KIRSTIN HERSH Strange Angels (4AD)

This here is the second solo album by the former Throwing Muse frontwoman, following her rather good Michael Stipe and Lenny Kaye-assisted 1994 debut "Hips And Makers" and, to be blunt, it’s a bit of a disappointment. That first album wasn’t exactly a barrel of laughs, but it did contain moments of fragile acoustic beauty and driven fury that drew comparisons with almost nothing amongst the gamut of female singer-songwriters that had gone before: Patti Smith was probably the only reference point, and that chiefly because of a shared producer rather than anything stylistic.

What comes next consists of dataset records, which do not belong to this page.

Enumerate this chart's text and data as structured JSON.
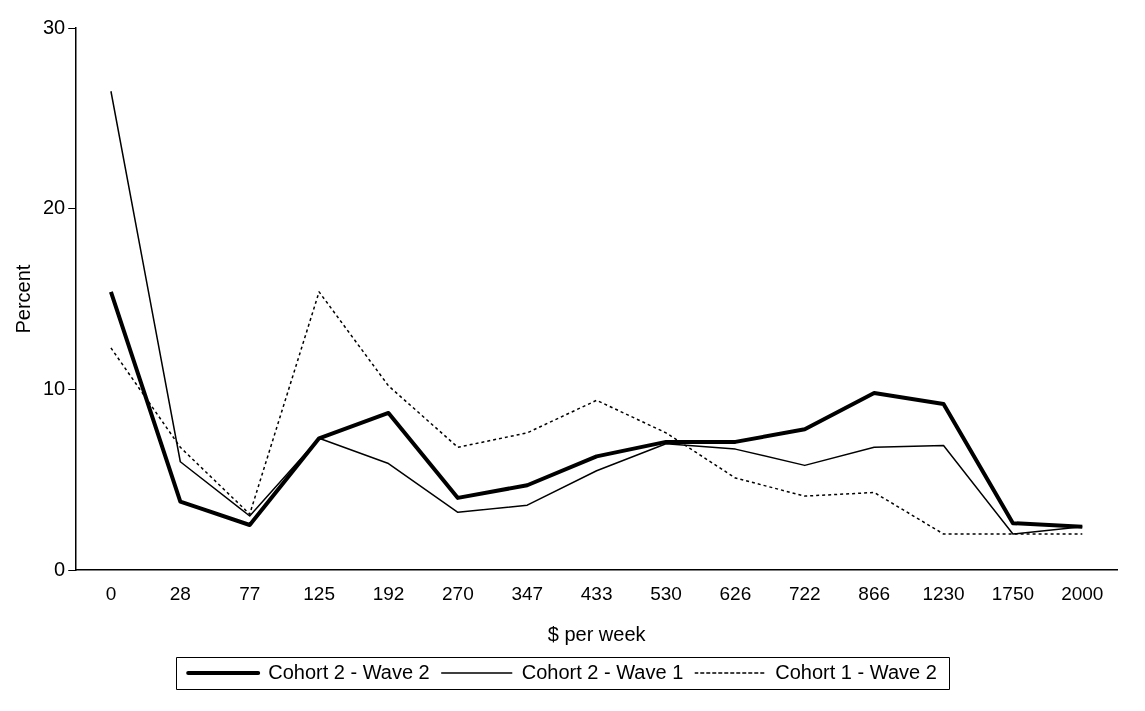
{
  "chart_data": {
    "type": "line",
    "xlabel": "$ per week",
    "ylabel": "Percent",
    "categories": [
      "0",
      "28",
      "77",
      "125",
      "192",
      "270",
      "347",
      "433",
      "530",
      "626",
      "722",
      "866",
      "1230",
      "1750",
      "2000"
    ],
    "ylim": [
      0,
      30
    ],
    "yticks": [
      0,
      10,
      20,
      30
    ],
    "grid": false,
    "legend": "bottom",
    "marker": "none",
    "series": [
      {
        "name": "Cohort 2 - Wave 2",
        "color": "#000000",
        "line_style": "solid",
        "values": [
          15.4,
          3.8,
          2.5,
          7.3,
          8.7,
          4.0,
          4.7,
          6.3,
          7.1,
          7.1,
          7.8,
          9.8,
          9.2,
          2.6,
          2.4
        ]
      },
      {
        "name": "Cohort 2 - Wave 1",
        "color": "#000000",
        "line_style": "solid",
        "values": [
          26.5,
          6.0,
          3.0,
          7.3,
          5.9,
          3.2,
          3.6,
          5.5,
          7.0,
          6.7,
          5.8,
          6.8,
          6.9,
          2.0,
          2.4
        ]
      },
      {
        "name": "Cohort 1 - Wave 2",
        "color": "#000000",
        "line_style": "dotted",
        "values": [
          12.3,
          6.8,
          3.1,
          15.4,
          10.2,
          6.8,
          7.6,
          9.4,
          7.6,
          5.1,
          4.1,
          4.3,
          2.0,
          2.0,
          2.0
        ]
      }
    ]
  }
}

"Strange Angels" sounds, well, curdled, like an album of songs that weren’t exactly crying out to be written. Occasionally they’ll sparkle dimly with a kind of sophomore kookiness that suggests Beth Orton, namely opener "Home" and "Some Catch Flies", but mainly this album is a sparse, not tune-heavy experience that makes for pretty hard going, a kind of hair-shirt listen that might suggest a kind of nineties version of Nick Drake’s "Pink Moon"...except without that album’s redemptive, healing qualities. After staring into the abyss of "Strange Angels" for three-quarters of an hour the only real conclusion you can draw is that you’ve been wasting time. Which, coming from a lady of Ms Hersh’s undoubted talent, is a shame.